The carriage is driven by a leadscrew that rotates at the proper speed to obtain the desired feed rate. The cross-slide is designed to feed in a direction perpendicular to the carriage movement. Thus, by moving the carriage, the tool can be fed parallel to the work axis to perform straight turning; or by moving the cross-slide, the tool can be fed radially into the work to perform facing, form turning, or cutoff operations.
The size of a lathe is designated by swing and maximum distance between centers. The swing is the maximum workpart diameter that can be rotated in the spindle, determined as twice the distance between the centerline of the spindle and the ways of the machine. The actual maximum size of a cylindrical workpiece that can be accommodated on the lathe is smaller than the swing because the carriage and cross-slide assembly are in the way. The maximum distance between centers indicates the maximum length of a workpiece that can be mounted between headstock and tailstock centers.
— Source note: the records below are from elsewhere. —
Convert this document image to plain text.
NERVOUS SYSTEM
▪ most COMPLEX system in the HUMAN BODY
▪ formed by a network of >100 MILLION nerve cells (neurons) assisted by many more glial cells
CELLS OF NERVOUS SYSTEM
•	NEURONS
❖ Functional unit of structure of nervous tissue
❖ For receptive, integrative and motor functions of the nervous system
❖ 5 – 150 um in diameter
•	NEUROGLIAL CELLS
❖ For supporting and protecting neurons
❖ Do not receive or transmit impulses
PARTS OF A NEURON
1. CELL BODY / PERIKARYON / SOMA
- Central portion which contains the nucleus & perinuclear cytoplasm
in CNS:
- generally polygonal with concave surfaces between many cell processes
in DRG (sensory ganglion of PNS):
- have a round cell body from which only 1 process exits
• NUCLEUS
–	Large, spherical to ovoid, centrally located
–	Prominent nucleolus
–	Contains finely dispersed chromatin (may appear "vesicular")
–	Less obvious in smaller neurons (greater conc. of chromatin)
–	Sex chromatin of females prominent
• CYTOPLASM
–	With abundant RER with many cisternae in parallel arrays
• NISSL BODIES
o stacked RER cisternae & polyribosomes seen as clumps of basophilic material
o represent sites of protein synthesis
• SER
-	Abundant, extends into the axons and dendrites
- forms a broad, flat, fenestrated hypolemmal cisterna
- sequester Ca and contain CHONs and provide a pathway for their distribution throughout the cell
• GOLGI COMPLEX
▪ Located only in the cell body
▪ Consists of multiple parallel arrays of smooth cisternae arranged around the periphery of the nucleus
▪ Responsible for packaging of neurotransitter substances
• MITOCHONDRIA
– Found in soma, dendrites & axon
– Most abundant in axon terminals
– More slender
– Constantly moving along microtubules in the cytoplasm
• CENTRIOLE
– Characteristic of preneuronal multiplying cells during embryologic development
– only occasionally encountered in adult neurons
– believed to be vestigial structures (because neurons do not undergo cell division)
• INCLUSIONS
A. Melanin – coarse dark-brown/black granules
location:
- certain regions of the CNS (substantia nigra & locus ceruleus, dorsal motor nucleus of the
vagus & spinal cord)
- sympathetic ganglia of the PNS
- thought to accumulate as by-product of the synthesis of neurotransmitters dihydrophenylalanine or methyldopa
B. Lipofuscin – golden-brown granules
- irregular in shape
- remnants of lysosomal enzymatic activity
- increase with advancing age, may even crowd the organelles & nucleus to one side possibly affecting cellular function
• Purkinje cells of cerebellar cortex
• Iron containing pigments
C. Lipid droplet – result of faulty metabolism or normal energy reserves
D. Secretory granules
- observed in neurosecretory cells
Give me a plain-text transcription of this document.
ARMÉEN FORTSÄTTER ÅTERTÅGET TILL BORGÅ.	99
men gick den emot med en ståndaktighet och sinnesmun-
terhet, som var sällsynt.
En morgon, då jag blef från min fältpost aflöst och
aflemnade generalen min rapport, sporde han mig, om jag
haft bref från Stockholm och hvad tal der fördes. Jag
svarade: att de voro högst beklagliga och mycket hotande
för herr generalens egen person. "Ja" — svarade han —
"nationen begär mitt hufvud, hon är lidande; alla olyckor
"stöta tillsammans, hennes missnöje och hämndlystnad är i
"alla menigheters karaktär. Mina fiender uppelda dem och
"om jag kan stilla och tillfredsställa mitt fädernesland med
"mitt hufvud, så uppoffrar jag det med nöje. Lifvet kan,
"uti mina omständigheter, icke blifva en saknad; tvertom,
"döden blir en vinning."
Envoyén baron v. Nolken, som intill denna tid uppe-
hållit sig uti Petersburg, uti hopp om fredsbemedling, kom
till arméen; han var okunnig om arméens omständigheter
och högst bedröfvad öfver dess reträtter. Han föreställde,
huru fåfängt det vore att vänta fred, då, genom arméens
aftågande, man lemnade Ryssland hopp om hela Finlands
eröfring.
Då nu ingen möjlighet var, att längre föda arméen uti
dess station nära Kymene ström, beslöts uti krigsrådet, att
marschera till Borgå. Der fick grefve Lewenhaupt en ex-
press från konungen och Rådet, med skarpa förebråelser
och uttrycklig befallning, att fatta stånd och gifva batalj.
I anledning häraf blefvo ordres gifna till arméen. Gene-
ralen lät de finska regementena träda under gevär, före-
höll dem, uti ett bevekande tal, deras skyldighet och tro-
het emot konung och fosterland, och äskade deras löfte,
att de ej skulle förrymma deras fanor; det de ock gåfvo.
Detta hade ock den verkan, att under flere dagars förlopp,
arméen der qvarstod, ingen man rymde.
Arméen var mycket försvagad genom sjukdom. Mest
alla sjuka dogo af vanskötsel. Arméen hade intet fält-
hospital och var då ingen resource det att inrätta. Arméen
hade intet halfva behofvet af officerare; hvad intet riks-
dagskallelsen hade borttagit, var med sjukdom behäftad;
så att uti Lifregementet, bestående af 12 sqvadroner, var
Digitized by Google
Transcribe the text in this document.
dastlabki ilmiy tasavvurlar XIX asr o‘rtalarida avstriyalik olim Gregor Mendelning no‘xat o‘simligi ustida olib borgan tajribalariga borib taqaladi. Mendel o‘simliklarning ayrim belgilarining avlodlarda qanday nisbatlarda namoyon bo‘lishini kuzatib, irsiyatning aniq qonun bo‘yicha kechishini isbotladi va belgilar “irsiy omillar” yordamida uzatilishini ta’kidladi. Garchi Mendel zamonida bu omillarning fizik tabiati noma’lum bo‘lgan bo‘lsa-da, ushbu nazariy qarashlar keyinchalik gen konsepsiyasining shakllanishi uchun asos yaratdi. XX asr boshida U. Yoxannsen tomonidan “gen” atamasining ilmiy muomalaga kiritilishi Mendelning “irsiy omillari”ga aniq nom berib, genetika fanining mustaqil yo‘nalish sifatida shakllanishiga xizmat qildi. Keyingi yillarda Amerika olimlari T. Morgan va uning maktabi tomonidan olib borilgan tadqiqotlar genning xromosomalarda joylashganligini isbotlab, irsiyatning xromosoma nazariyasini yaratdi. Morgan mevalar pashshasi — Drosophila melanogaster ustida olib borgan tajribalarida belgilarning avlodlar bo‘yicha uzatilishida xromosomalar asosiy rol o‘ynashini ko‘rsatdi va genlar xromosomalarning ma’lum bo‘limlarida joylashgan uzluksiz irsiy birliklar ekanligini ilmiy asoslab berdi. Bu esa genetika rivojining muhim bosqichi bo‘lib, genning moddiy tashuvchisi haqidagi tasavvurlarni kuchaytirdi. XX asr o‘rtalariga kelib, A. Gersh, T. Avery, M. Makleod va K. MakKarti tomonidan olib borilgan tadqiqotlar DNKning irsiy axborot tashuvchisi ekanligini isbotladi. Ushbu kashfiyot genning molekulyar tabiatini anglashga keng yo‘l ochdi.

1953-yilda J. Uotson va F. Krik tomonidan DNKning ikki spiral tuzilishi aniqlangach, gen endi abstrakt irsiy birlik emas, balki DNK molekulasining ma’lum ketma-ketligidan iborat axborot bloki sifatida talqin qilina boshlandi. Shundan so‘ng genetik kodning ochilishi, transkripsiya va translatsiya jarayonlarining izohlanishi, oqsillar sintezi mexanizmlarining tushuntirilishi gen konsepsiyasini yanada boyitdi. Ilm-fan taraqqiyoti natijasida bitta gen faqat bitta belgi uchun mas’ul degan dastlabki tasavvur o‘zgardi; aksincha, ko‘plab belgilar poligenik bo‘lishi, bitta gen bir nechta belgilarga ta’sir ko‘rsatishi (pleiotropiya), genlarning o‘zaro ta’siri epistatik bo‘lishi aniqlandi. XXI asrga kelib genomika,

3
(a) facing, (b) taper turning, (c) contour turning, (d) form turning, (e) chamfering, (f) cutoff, (g) threading, (h) boring, (i) drilling, and (j) knurling.
Figure 5.2 – Machining operations other than turning that are performed on a lathe.
Figure 5.3 – Diagram of an engine lathe, indicating its principal components
Methods of holding the work in a lathe. There are four common methods used to hold workparts in turning. The methods, illustrated in Figure 5.4, are (a) mounting the work between centers, (b) chuck, (c) collet, and (d) face plate.
(a) mounting the work between centers using a dog, (b) three-jaw chuck, (c) collet, and (d) faceplate for noncylindrical workparts.
Figure 5.4 – Four workholding methods used in lathes.
Holding the work between centers refers to the use of two centers, one in the headstock and the other in the tailstock, as in Figure 5.4(a). This method is appropriate for parts with large length-to-diameter ratios. At the headstock center, a device called a dog is attached to the outside of the work and is used to drive the rotation from the spindle.
The chuck, Figure 5.4(b), is available in several designs, with three or four jaws to grasp the cylindrical workpart on its outside diameter. The jaws are often designed so they can also grasp the inside diameter of a tubular part. A self-centering chuck has a mechanism to move the jaws in or out simultaneously, thus centering the work at the spindle axis. Other chucks allow independent operation of each jaw.
A collet consists of a tubular bushing with longitudinal slits running over half its length and equally spaced around its circumference, as in Figure 5.4(c). The inside diameter of the collet is used to hold cylindrical work such as barstock. Owing to the slits, one end of the collet can be squeezed to reduce its diameter and provide a secure grasping pressure against the work.
A face plate, Figure 22.8(d), is a workholding device that fastens to the lathe spindle and is used to grasp parts with irregular shapes.